Tasarlanan, uygulamaya konan ‘Büyük Ortadoğu ve Kuzey Afrika Pojesi’ kimin güdümündedir?
Amerikan Genel Kurmaylığınca yayınlanan bölünmüş Türkiye haritası ve Ortadoğu’nun yeni sınırlarının çizilmesi neyin nesidir?
Eski ABD Dışişleri Bakanı Rice’ın “Fas’tan Endonezya’ya kadar 22 İslam ülkesinin haritasını değiştireceğiz” demesi neleri çağrıştırıyor?
Tabi ki İslam dünyasının bölünmüşlüğünü ve yeni yapılanmaları…
Bugün Haçlı-Yahudi ittifakı kurulurken Müslümanlar darmadağınıktır. İslam dünyası olarak, ABD-İsrail başta olmak üzere emperyalizme karşı birlikte mücadele verilmelidir.

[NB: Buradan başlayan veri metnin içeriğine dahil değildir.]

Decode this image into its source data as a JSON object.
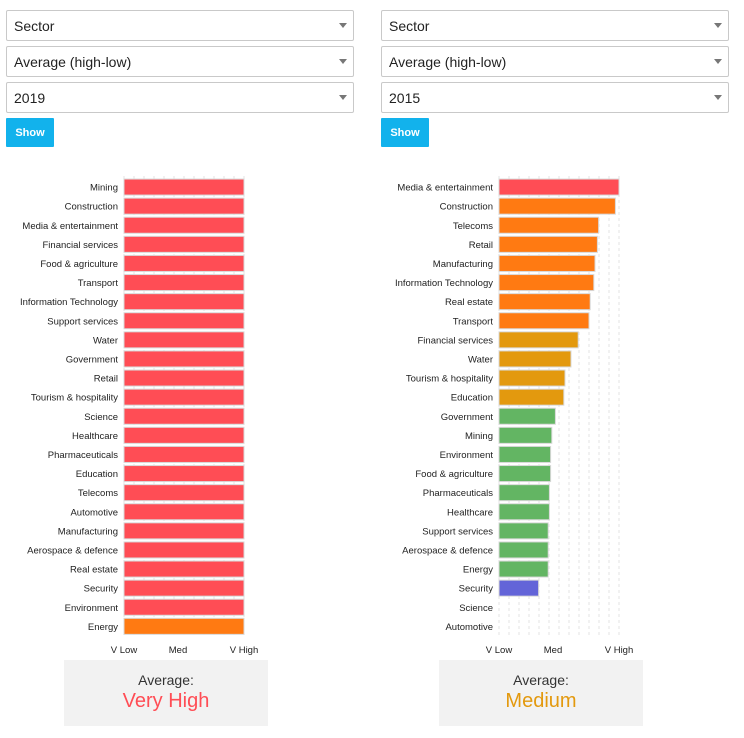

21.Asırda dünyanın gidişatı ve Türkiye’nin üsleneceği misyon çok daha önemlidir. Türkiye ilgi gösteren ve saygı besleyen ülkeler için, Türk ve İslam dünyasının hangi meselesi varsa ona sahip çıkarak büyüklüğünü göstermeli, yeni projelerde sadece konu mankenliğini üslenmiş olmadan, bölgesinde etkin güç olmalıdır.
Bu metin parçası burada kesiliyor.